Painted by Corné before 1805 as she was leaving Crowninshield's wharf at Salem..
Belisarius was a large merchantman for her day, built by Enos Briggs at his shipyard at Stage Point in the South Fields. She was launched in October 1794. She was originally a ship of two hundred and nine tons burthen, but immediately enlarged to two hundred and sixty-one and one-half tons. She measured only ninety-four and one-half feet in length, with a breadth of twenty-five feet, and was so narrow that her depth, - usually one-half the width of a vessel, - must have been much more than half her breadth. So narrow a craft would seem to have been designed for speed rather than tonnage, but she carried most valuable cargoes and paid duties on them, ranging from fifteen to twenty-one thousand dollars. Her great depth should have made her stiffer. She was an early ship to be copper-bottomed, and was launched with all her masts standing. She was pierced for sixteen guns and mounted that armament.
The speed of the "Belisarius" was comparable to that of the modern clipper, although her build was very different. Under favourable conditions she often sailed up to 10 knots. She sailed well in light wind; making four or five knots. Many times she made daily run over two hundred miles. Her best run was two hundred and forty three miles. Her voyages to the East were among the earliest and the quickest.
In 1796 she was on her third voyage in command of John Crowninshield, reaching home from Calcutta in seventy-five days on July 26, 1798. She sailed a passage of 104 days from Madras and Tanquebar. The "Belisarius" crossed the line in twenty-three days from Salem, and passed Cape of Good Hope in fifty-five days.
On her eighth voyage to Sumatra she did it in one hundred and two days from Bencoolen. It is supposed that the Belisarius has made the shortest voyage to the East Indies that was ever made from USA.
She escaped the lightning of the tropics in August 1802. First she left India and a gale carried away some of her spars and killed a man, forcing her to return. Again she sailed, August 14, and four days out was struck by lightning at midnight while all hands on deck were taking in sail. One of the hands, Shehane of Salem, was instantly killed. The first officer, Meek, and two seamen were struck senseless and much hurt. The weather was squally with hard rain and the ship was under close-reefed topsails. The bolt descended by the main-top-gallant-mast and down the main-mast into the 'tween-decks, Captain Skerry and every person on board except the man at the helm being more or less stunned.
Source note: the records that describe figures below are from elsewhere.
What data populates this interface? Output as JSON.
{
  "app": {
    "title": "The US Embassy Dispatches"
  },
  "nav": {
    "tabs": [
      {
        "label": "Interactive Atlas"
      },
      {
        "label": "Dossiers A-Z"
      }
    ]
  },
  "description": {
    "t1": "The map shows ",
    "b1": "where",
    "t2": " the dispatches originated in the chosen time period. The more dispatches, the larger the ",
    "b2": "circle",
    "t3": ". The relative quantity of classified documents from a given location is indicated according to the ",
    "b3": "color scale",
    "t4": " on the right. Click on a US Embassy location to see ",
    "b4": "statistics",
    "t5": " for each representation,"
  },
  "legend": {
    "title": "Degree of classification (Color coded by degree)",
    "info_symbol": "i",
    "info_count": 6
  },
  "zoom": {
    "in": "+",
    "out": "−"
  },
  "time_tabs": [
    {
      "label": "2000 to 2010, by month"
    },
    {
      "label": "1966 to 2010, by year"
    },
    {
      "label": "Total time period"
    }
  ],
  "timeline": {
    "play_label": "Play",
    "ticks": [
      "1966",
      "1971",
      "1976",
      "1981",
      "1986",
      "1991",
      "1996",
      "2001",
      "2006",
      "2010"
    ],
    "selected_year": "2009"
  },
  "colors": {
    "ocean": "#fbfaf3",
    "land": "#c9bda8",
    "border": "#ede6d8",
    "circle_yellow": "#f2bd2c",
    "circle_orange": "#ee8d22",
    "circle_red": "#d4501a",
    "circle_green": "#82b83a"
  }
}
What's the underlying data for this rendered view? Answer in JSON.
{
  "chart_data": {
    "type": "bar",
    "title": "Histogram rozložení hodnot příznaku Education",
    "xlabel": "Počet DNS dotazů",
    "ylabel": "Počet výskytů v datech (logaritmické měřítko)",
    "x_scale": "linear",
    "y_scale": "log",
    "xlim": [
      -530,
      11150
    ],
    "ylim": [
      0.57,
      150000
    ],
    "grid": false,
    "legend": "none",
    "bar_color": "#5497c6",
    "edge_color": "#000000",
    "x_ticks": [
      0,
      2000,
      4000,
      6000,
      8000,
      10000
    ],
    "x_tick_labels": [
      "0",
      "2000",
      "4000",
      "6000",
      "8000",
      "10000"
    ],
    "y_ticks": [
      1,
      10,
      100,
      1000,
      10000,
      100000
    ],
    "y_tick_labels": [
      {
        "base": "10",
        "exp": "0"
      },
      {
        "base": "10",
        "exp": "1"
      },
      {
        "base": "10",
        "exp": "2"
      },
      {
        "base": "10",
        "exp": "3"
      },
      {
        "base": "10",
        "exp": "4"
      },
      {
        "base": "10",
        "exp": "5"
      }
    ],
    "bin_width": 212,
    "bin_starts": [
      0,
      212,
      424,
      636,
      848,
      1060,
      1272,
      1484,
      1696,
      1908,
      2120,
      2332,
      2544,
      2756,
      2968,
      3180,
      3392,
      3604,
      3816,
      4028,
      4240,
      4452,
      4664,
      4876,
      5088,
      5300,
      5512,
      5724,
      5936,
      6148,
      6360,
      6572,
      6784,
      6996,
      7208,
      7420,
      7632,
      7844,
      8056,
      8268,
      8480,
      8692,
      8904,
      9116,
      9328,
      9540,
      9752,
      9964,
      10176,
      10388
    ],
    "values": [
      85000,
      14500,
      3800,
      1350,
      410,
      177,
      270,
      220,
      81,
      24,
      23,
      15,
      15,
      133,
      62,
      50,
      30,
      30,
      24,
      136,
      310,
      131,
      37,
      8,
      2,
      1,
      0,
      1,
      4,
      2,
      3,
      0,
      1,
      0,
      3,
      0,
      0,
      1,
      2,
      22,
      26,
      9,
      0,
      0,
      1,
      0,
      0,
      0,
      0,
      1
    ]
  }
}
All the compasses were disabled, both below and on deck, and their polarity destroyed, the north point of one tending to the southeast, and that in others fixed at southwest. Volumes of smoke issued from the hatches and companionway and for more than an hour the ship appeared to be on fire. Shivering the main-top-mast, the bolt passed out at the ship's side. But she escaped with great difficulty and made Salem harbour on August 24, 1802.
After successful voyaging in the India trade for eight years and after bringing home wealth to her owners, the ship Belisarius, went to pieces in a gale in the Bay of Tunis in April, 1810, but the crew and cargo was saved.